Some companies—especially in tech, with its history of hippie-libertarian ideals—may resist the very idea of a centralized rulebook. Investing scarce resources to formalize structures of governance, after all, requires a measure of faith in government. (Sadly, few entrepreneurship programs require students to read Jo Freeman’s “The Tyranny of Structurelessness”.)
Community managers need to know when things get out of hand so they can step in. With clear escalation paths, Marketos said, “everyone is empowered to say ‘Hey, this person’s behavior is not chill,’ and that goes somewhere.”
Slack itself doesn’t have an easy way to flag messages, but some third-party apps, like Dots and AnonymityBot, have reporting features. Teams on paid plans can also set up a Slack workflow for reporting: here’s how to install one that lets any user send a report and notifies them after it’s reviewed.

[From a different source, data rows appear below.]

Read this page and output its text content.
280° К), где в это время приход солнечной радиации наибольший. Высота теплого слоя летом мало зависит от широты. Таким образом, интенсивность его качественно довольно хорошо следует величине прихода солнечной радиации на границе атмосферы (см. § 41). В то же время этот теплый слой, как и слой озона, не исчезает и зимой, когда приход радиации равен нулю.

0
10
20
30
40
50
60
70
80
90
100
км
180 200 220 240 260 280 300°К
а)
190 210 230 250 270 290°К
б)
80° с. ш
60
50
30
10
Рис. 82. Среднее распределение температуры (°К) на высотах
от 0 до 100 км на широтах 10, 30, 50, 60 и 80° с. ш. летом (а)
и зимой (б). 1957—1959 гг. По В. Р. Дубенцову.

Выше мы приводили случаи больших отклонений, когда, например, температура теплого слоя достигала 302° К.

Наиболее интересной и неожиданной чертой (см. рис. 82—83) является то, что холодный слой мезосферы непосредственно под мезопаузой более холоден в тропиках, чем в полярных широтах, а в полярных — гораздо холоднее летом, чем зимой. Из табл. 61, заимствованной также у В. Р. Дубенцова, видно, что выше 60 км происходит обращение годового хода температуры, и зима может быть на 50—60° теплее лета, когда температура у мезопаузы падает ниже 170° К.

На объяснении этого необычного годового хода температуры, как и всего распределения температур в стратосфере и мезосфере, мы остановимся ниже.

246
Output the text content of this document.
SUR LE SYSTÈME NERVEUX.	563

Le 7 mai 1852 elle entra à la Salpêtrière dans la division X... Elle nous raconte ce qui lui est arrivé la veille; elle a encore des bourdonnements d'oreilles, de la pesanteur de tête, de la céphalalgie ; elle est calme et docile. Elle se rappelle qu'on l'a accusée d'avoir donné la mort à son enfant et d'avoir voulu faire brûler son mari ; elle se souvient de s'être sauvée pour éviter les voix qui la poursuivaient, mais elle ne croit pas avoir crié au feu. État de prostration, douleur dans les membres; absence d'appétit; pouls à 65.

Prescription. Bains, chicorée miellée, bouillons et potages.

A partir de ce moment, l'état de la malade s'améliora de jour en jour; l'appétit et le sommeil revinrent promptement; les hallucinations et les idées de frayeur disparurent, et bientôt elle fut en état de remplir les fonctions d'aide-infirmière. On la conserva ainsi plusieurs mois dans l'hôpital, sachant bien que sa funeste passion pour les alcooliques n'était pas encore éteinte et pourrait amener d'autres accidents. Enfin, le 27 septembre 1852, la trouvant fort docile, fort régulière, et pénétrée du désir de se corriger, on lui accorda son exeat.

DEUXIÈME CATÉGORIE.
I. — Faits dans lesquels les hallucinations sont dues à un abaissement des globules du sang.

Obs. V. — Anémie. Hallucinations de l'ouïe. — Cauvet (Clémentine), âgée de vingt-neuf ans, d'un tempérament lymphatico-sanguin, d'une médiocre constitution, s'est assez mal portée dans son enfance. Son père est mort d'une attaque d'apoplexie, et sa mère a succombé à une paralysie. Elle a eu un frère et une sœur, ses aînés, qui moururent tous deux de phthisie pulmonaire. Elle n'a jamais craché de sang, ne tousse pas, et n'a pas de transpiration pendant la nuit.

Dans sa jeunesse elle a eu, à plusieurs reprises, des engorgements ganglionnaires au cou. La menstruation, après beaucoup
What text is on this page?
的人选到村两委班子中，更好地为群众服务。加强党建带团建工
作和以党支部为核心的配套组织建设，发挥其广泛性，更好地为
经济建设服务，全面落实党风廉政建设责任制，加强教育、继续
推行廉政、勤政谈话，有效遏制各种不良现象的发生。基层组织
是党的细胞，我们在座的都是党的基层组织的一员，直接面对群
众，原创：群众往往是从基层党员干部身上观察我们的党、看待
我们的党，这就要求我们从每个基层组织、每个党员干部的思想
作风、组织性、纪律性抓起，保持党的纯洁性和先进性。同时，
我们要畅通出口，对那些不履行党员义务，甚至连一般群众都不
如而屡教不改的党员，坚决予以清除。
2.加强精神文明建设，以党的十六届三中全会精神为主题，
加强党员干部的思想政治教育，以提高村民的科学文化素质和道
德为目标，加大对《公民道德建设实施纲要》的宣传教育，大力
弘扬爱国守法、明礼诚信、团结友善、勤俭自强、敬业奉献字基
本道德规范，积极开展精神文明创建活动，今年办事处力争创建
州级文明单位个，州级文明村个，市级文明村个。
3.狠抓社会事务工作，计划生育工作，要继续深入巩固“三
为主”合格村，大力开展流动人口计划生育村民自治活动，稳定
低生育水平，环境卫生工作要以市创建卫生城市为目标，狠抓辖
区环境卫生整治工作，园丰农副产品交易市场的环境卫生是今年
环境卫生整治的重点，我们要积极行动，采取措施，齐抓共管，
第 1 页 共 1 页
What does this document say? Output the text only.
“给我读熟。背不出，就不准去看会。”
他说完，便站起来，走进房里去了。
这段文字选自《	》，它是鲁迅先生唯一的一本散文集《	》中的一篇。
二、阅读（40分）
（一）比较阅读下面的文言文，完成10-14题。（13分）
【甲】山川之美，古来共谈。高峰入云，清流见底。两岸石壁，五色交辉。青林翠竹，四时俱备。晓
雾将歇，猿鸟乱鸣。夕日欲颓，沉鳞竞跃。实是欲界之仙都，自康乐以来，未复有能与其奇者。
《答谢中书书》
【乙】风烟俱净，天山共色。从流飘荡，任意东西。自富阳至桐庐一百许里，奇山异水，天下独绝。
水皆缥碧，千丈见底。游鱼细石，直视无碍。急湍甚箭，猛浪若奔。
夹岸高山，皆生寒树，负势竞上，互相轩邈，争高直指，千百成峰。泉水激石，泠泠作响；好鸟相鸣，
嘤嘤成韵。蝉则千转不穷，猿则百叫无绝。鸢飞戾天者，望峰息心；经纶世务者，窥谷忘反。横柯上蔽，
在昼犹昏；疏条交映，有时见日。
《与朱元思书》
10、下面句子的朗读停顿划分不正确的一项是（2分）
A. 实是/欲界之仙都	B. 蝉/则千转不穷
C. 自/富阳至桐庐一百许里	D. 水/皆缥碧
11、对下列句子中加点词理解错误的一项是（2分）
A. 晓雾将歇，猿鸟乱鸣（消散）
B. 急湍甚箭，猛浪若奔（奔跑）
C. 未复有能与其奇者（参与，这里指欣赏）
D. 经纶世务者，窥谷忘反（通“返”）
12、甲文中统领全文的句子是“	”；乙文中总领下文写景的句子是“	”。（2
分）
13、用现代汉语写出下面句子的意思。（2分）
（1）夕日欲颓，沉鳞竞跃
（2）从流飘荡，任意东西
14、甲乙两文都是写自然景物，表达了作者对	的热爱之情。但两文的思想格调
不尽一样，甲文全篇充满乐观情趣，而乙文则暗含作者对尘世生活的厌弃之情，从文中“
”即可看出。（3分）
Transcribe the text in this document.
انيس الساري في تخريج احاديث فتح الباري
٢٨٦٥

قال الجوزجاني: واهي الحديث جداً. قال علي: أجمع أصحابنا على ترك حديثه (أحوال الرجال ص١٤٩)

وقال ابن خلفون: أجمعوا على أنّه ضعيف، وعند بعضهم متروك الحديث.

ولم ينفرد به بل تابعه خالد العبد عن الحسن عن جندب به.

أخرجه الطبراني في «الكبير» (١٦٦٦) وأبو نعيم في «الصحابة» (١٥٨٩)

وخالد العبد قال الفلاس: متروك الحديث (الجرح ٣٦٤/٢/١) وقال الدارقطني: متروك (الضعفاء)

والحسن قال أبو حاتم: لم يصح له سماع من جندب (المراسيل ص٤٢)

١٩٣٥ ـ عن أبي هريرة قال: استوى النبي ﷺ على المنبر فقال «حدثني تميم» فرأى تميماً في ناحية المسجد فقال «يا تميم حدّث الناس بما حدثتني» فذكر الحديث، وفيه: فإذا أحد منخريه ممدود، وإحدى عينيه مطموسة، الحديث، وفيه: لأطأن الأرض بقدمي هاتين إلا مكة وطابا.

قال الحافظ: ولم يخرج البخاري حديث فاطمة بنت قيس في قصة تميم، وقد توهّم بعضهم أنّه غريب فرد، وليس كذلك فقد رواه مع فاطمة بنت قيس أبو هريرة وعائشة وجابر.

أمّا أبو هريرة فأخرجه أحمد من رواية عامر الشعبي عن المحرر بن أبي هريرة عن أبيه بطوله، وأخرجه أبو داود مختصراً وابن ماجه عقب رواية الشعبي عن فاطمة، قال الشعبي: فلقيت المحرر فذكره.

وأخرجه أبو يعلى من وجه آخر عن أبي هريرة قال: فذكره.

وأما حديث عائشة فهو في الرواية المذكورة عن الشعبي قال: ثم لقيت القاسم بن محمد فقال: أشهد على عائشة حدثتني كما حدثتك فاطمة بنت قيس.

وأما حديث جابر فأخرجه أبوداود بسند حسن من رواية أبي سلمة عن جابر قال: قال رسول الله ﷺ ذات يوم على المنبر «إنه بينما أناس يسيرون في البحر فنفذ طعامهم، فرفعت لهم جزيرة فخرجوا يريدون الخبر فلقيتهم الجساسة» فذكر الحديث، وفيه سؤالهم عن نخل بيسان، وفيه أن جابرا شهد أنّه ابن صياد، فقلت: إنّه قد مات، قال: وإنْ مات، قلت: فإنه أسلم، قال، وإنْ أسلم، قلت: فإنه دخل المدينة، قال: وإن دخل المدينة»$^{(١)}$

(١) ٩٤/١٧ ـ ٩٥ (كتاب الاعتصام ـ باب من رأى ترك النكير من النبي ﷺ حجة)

While technical solutions may help make Slack a better place, a big part of the problem is simple overexposure. Warzel has spoken to dozens of companies that rely on Slack, and “the people who use it really well,” he said, “are the ones who use it in a more intense, but really targeted way.”
“There's been no experimentation about how you treat Slack,” said Marketos. “It's just a given that it’s the communication tool for facilitating the workflow.” Her dream? Remove work from Slack entirely, and leave it for fun. “You use email and Airtable or whatever to do actual work during the day, and around 4 or 5 pm, everyone can get on Slack and wind down together.”
However they manage it, leaders need to acknowledge Slack is just as real as the office, and start learning how online communities work. That’s hard without the insight that comes from being part of one. “The people who understand the need for community management are the people who were part of an online message board in 1997 that imploded because they didn’t have mod[erator]s,” said Petersen. “That’s not generally the sort of person who bolted their way into the C-suite.”
Remote culture is often less visible to executives, who spend more time in meetings. But because online experiences are more intimate, said Broderick, that culture is probably more valuable, even if leaders may not always understand it. “If you can’t take it seriously, you can’t write it down. And no one at any of these major companies is taking that culture as seriously as wacky tie Tuesday.”